Alpha clears his throat, but I hesitate before I turn back around to look at him. I can feel Tyler—Blue—whatever his name is—staring at the back of my head, boring a hole through my skull.
“And you are Iris,” Alpha says.
“Which isn’t a color,” I point out.
“It’s not,” he admits as the man to his right—Zeta, I think?—raises his eyebrows, as if he’s shocked that I just spoke to Alpha that way. “And that’s because you are here on a trial basis.” He clears his throat. “Before we get to that, I think we’d all like to hear a report of how you performed on your first mission. Indigo, we’ll start with you.”
Indigo makes his way to the front of the room. He’s standing off to the side, in between me and the table.
He clasps his hands together in front of his body. “Iris did an admirable job. She used powers of deduction to determine the precise year, and she figured out how to use the Annum watch in record time. I think she’ll make a fine addition to Annum Guard.”
I like Indigo. Not how I like Abe, of course, but I’ll get along with Indigo.
Behind me, someone clears a throat.
“Yellow?” It’s the man on the right. “You disagree?”
I hear her get up behind me. Her dress swishes against the floor as she walks over and stands next to Indigo.
“I absolutely disagree, sir. Iris committed a number of infractions.” She tosses her head back to get the hair off her shoulder and shoots me a dirty look as she does it. “First, she was seen in civilian clothing by several of the historical subjects. Second”—she pauses, and I’m sure it’s for dramatic effect—“she tried to use a cell phone. In 1874.”
Behind me, there’s a soft ripple of laughter.
“I don’t blame her for trying,” Indigo says. “She had no idea where she was, and for all she knew, it might have worked.”
Yellow holds up a hand to silence him
. “Third, she made vocal contact with an historical subject.” I want to tell her that I’d like to see her not react when someone tries to rob her, but she’s talking so fast I can’t get a word in. “Finally, she nearly blew the mission by walking around in a torn dress with a modern-day school tie wrapped around her waist.”
I open my mouth to tell her that no one seemed to notice my tie and that I did the best I could with a dress that was clearly too small, but then she’s looking straight at me, one eyebrow raised and a sneer on her face.
She looks me up and down, her gaze lingering on the torn waistline of the dress, and says, “You’re going to need to lose some weight.”
“And you’re going to need to kiss my ass.” The words tumble out of my mouth before my brain can process them. Everyone behind me gasps, but I don’t blink. I jump to my feet, and Yellow crouches down like a trained combatant. So she wants to fight? Well, okay then.
Alpha jumps up and bangs his hand on the table so hard I’m surprised he doesn’t break it. “Everyone, sit down!”
I don’t take my eyes off Yellow as she slinks away and slides back into her seat between Orange and Green. It’s only then that I turn forward, to Alpha’s angry eyes waiting for me.

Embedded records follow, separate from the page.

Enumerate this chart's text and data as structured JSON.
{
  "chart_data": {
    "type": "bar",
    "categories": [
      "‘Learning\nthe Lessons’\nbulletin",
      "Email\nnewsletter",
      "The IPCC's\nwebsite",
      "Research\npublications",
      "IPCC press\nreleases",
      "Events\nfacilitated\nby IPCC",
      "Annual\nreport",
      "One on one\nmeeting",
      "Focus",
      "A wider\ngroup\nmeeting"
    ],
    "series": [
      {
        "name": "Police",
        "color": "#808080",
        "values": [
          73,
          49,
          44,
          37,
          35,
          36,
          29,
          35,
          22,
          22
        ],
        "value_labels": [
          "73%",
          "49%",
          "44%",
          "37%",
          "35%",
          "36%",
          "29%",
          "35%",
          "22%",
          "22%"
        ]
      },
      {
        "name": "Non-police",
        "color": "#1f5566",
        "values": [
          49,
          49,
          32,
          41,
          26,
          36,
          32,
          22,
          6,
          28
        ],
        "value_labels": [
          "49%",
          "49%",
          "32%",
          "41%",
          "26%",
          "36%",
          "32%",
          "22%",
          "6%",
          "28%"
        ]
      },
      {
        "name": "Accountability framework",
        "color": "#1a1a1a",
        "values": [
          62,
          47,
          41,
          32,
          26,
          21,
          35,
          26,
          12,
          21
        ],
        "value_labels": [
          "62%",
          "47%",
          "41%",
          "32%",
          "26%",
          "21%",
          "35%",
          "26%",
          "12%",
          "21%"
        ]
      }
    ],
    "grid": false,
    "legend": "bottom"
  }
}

“I told you to sit!” he barks at me, and I do. “Do you not remember me telling you that you were here on a trial basis?”
“Well, maybe someone should have asked me if I wanted to be here before they plucked me out of school in my junior year, strapped me to a table, implanted a goddamned tracker in my arm, and forced me to join an organization I’ve never heard of.” I’m so angry I don’t care if I’m breaching protocol.
Alpha leans forward. His eyes are furious, and I expect him to leap across the table and slam me to the ground again. I brace myself. Instead he leans back, grabs a file, flips it open, and starts rifling through a bunch of papers. He pulls one out, walks over to me, and slaps it into my chest. “Remember this?”